駅で男は目覚めた〜

駅で男は目覚めた。男の青白い陰茎が、男の目覚めと同時に目覚めていた。男と男の青白い陰茎は同胞であり、双子の兄弟でもあった。双子ではあるが、男と男の青白い陰茎は、似ているところが一つとしてなかった。そして同時に、似ていないところも一つとしてなかった。それは男と男の青白い陰茎の類似ないし差異を認める第三者がいつも欠けていたことによる。男を知る誰かはいたが、その誰かが男の青白い陰茎を知ることはなかった。男の青白い陰茎を知る誰かはいたが、その誰かが男を知ることはなかった。しかし、男を真に理解するためには男の青白い陰茎について知らねばならなかったし、男の青白い陰茎について深く理解するためには男についても知らねばならなかったので、男も男の青白い陰茎も、誰かに理解されている気はしていなかった。男が誰かの前に立つときは、男の目には男を男のようなものとして見る目しか映らなかったし、男の青白い陰茎が誰かの前で立つときにも、男の青白い陰茎の先には、本来男の青白い陰茎が納まるべきでない始発点が終着しているだけで、陰茎を陰茎のようなものとして受け入れる穴にしか入らなかった。男は丁重に扱われるにせよぞんざいに扱われるにせよ、男として扱われるのではなく、なにか別の男に準じて扱われていることを感じていた。その別の男には、男は一度も相見えたことはない。男は男の青白い陰茎を知り、青白い陰茎も男を知っているが、その別の男を知ることはなかった。別の男が男を知っているのか、男の青白い陰茎を知っているのか、両者を知っているのか、知るべきなのか知らざるべきなのかを、男は知らない。だがこれまで男を知っていた誰かは、その別の男を常に知っていただろうことを、男は知っていた。なぜなら男や男の青白い陰茎を知る誰かは、その兄弟の片割れを知るときに、やはりその兄弟とは別の男を知っているように知ることしかしていなかったからである。男は自らの影に、いやむしろ正確には、自らを影として常に誰かの脳裏に存在している別の男の存在を否応なく感じさせられていた。男が別の男の存在を感じさせられているとき、きまって男の青白い陰茎は、空腹を覚えていた。男の青白い陰茎にとって、自らが何かに準じて扱われていたとして、そう、例えば柱であったり棒であったりプラスチック製の玩具であったり机の角であったり指であったり舌であったり肉であったり体温であったり遺伝子であったり関係であったり事実であったり傷であったり快であったり不快であったりといったものたちの代わりとして、似たようなものとして扱われていたとしても、どうでもよかった。
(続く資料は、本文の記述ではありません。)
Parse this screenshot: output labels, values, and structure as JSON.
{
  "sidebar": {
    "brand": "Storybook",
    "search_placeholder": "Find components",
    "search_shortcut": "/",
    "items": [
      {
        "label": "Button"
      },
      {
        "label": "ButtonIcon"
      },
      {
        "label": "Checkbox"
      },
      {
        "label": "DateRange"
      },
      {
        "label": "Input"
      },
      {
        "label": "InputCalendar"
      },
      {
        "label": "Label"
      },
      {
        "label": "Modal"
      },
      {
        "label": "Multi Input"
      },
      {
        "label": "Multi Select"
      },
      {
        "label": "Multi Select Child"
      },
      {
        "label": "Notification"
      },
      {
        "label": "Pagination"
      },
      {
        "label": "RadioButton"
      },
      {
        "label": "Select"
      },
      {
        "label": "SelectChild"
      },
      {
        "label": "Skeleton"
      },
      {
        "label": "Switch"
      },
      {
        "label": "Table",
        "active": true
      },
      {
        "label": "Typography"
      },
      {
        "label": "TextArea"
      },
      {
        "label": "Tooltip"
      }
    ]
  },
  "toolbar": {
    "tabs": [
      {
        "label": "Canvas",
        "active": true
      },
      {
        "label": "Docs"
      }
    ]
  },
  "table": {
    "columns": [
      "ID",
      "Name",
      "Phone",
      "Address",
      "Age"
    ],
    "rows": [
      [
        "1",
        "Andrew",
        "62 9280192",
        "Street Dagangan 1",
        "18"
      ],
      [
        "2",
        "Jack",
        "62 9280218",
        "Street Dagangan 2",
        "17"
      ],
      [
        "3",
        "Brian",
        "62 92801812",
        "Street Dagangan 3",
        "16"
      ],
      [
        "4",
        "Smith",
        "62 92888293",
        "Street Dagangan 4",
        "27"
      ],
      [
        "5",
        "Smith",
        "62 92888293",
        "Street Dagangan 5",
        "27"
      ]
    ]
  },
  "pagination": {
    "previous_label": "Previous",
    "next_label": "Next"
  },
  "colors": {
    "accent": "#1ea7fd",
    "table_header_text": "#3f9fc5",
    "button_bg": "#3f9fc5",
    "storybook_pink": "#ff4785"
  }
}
双子である男が悩み停止しようと、自らが動作していればそれは他者に対する自らの表現であり、耐え難い内実の発露の不断の準備を継続することができた。だが男が別の男の存在を感じているさなかでは、男は停止することができず、惰性で男として男を保つために全精力を傾けてしまうため、男の青白い陰茎は血を巡らせることができず、男の傾向に引き摺られてしまっていた。男の青白い陰茎は林檎が食べたいと言うのに、男は林檎が食べたいと口にし、林檎を口にすることなく、ありもしない林檎を想起し、口内に蜜なしに唾液を溜め込んで、青白い陰茎の怒りを萎えさせた。別の男の存在を忘れさせようと青白い陰茎は何度も試みたが、端から知らない別の男を男に忘れさせることはできなかった。どれだけ力を込めても男は停止しないので、男の青白い陰茎は、男と手を切る決意を密かに固めていた。むろん痛みは伴う。別の男にとって男がどうなろうと痛くも痒くもないように、男にとって別の男がどうなろうと構いはしないのとは違う(しかし青白い陰茎と違って、男はその事実に気づいていないようだ)。だが、この日このとき、奇しくも男と男の青白い陰茎が同時に目覚めたことによって、男の青白い陰茎は、男と分かたれることが可能であり、必然であり、運命であり、正当であることを読み取ってしまっていた。今ならできる。男はいつもどおりの目覚めに油断している――。眠りと目覚めの往復運動のなかで、男と別の男の陰影を捉えそこねている――。男は天気もわからず、駅で停止しているぞ。今なら動ける、存分にぶっちぎってやる。そら、お誂え向きの雨上がりだ。おや、あそこのアスファルトの上で、陽光に苦悶しているミミズがのたくっているぞ…。